I explored a lot of options, but the challenges were stacked: despite the years of volunteering, the nearest school wasn’t interested in a scientist with no teacher training (me); the organisers of a p/t child development degree with classroom hours — a truly gorgeous course — and a really lovely college careers advisor all said I’d be a great candidate except there was no funding for graduates (me), travelling to other schools who WOULD provide on-the-job TA training required childcare (check) and adult care (nope), and moving house would disrupt our health-challenged family, at a time when I still believed I could sort out something local (wrong),
et
cetera.
No matter which way I tried to climb, my fingertips were always 2 millimetres short of a handhold. I figured if my nearest school wasn’t interested, maybe I wasn’t good enough? Normally I would still have continued to try elsewhere, but concentrating on my own happiness instead of my children’s felt like a selfish overindulgence, so I settled for volunteering in libraries and classrooms, and supporting my children’s dreams instead. Volunteering, though, was a painful, lonely role; always on the outside looking in, and never authorised to plan exciting new projects or fully contribute. How I wanted to build the best library in the world for them! How I wanted to take the children with the hardest lives and show them the views from hilltops! I loved every child I met, but the angry or withdrawn ones, or the ones who couldn’t read or listen or sit still, grabbed me especially hard and I wanted to give them the world. While I struggled and dreamed, I watch the other volunteers train and be taken on as TA, which was lovely, as they were my friends, but also soul-destroying, as it reminded me of what I couldn’t do. Each time it eroded what morale I had left.

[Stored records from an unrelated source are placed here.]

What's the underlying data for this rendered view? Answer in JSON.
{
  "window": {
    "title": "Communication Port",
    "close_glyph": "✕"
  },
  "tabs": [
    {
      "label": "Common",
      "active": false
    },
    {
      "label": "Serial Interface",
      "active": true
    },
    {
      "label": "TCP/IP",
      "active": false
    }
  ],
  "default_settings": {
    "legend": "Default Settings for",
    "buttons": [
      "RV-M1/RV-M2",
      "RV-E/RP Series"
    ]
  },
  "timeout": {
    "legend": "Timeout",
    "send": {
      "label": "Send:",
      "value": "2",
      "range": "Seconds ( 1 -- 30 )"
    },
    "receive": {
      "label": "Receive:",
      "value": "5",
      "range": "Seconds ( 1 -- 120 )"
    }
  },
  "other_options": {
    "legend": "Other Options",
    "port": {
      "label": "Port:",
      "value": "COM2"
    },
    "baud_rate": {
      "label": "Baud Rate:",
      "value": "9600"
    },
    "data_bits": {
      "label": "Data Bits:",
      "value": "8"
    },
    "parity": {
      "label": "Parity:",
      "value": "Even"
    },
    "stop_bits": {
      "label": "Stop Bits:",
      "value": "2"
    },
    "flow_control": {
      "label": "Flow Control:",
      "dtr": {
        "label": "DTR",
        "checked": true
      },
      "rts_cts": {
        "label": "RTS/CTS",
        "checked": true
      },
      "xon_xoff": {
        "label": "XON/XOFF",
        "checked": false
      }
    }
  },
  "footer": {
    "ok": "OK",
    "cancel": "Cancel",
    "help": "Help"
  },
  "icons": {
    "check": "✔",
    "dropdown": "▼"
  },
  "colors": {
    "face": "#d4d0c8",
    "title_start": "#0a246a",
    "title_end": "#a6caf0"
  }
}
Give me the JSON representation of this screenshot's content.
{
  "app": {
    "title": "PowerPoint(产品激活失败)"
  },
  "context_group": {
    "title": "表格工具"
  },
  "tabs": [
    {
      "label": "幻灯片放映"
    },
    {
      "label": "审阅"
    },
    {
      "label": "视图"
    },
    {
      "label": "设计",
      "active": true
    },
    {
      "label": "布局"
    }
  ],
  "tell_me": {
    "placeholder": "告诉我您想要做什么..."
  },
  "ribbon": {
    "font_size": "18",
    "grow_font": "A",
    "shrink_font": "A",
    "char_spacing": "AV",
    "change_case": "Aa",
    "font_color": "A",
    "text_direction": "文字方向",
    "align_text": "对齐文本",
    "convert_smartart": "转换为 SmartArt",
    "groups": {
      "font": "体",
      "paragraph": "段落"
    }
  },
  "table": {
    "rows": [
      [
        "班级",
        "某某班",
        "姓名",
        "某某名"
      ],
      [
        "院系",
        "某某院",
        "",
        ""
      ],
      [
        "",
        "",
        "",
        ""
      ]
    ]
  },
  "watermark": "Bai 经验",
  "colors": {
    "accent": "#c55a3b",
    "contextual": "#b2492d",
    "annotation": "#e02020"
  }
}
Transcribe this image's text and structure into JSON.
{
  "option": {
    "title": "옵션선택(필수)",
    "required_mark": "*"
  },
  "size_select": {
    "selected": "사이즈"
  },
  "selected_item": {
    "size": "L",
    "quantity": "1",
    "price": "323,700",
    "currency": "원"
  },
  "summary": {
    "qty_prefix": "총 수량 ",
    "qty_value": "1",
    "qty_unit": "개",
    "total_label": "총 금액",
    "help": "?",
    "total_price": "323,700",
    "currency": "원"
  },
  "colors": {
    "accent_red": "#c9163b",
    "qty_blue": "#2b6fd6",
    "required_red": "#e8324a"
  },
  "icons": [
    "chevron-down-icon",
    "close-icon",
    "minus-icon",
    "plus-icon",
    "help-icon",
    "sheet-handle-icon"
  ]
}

In 2018, after 11 years, I decided to walk away to focus on my own work and family. On my way out, I donated what training money I’d saved to the school, to build a garden — I couldn’t EXACTLY build the follies and gazebo reading-garden of my dreams, but I turned some tarmac into beds of pretty flowers, and the kids liked it. Then, that was the end of that.
Some moments will stay with me. To the incredibly inspirational teacher who said “if you do end up working with kids, this is your age group” about the 4-5y/os, I heard you and those were the best times xxx
—
Ironically, now that we’ve left, with fewer school runs and older kids, for the first time in a decade, I have
TIME
for
NEW PROJECTS.
ikr?
— Woo-hoo! —
I want to work at something that I can be crazy-passionate about!
It’s time to decide exactly what to do next — I need full-on excited work in a place where I can truly belong. Perhaps it will include science, fiction, both, or something new! The scientific community 💚 has always been inclusive and enabling, and flexible enough to support parallel careers.
I will never not be a scientist.
On the writing front, I have some adult WIPs that I’ll be excited to complete, and I’d also like to write for children. Years ago when my kids went on school trips, in case they were homesick, I’d pack into their overnight bags a bedtime story that I’d written myself; a little piece of home, of mum, to help them go to sleep. Some were read by teachers to a sleepy dorm. I would LOVE to connect with young readers again.
I’m going to hibernate for a while, hunker down with my family and spend some quality time with the people closest to me, preparing all of us for new adventures ahead.
Perhaps 2022 and 2023 will be years for some dreams to come true?